Universities Track Down Nazi-Looted Artwork
- October 29, 2013 22:02
A Jewish art dealer who fled Nazi Germany after he was forced to auction off his gallery's art collection, lost everything and then rebuilt his life. His heirs say they have recovered a painting that the dealer lost during the Holocaust.
When Andreas Achenbach’s 1837 landscape was offered at Van Ham Fine Art Auctions in Cologne in May, the auction house encouraged the consignor to negotiate with the heirs.
Now the restituted painting will be handed over in a ceremony at the Canadian embassy in Berlin.
A consignor in the same auction of two other pictures that are said to have belonged to Stern would not negotiate with the heirs.
Max Stern became the head of his father's Dusseldorf art gallery in 1934, a year after the Nazis came into power. The next year he was told that he must cease art dealing and a forced sale of his inventory was held at the Lempertz auction house in Cologne.

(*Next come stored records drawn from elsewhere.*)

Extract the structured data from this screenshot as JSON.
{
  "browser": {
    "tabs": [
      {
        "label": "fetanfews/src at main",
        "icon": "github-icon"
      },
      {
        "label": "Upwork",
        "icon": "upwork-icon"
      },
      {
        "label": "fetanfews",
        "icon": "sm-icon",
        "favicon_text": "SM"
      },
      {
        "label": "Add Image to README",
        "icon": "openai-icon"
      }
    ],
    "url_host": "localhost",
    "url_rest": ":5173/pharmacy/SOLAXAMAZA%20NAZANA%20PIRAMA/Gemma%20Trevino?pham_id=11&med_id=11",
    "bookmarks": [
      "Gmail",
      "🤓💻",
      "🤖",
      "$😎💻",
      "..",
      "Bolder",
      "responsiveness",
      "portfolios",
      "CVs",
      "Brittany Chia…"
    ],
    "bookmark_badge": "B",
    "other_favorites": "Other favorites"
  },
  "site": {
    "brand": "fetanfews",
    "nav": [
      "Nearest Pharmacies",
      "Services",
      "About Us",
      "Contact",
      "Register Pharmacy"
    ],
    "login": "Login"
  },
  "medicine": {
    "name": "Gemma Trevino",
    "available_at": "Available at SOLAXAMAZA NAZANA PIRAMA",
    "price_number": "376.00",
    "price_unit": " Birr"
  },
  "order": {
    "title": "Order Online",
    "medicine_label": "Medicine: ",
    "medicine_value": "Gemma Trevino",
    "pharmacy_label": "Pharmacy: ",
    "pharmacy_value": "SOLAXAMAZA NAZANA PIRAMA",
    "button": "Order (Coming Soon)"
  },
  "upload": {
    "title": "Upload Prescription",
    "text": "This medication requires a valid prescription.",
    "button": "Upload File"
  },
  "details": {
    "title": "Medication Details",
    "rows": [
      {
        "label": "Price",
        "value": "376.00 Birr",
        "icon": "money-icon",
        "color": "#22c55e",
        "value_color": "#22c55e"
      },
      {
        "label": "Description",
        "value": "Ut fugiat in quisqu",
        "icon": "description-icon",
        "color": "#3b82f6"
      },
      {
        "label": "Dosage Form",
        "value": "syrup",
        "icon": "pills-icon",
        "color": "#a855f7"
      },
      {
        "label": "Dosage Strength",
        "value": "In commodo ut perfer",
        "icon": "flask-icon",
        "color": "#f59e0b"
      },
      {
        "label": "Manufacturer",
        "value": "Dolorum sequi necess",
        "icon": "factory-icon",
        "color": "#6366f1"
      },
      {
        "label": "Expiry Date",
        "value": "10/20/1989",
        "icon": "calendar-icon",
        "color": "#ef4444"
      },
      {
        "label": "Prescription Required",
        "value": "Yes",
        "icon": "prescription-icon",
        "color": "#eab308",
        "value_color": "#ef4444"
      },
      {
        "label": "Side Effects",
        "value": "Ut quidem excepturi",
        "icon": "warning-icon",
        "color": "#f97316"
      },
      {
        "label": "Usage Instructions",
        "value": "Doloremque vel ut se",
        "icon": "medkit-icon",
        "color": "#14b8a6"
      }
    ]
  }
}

Stern never received the proceeds of the sale of his artwork and fled to London in 1938. He made his way to Montreal and became a prominent art dealer there.
When he died in 1987, with no children, Stern left most of his estate to three universities: Concordia and McGill in Montreal and the Hebrew University of Jerusalem. The colleges began a campaign in 2002 to recover the lost art, creating the Max Stern Art Restitution Project, administered by Concordia.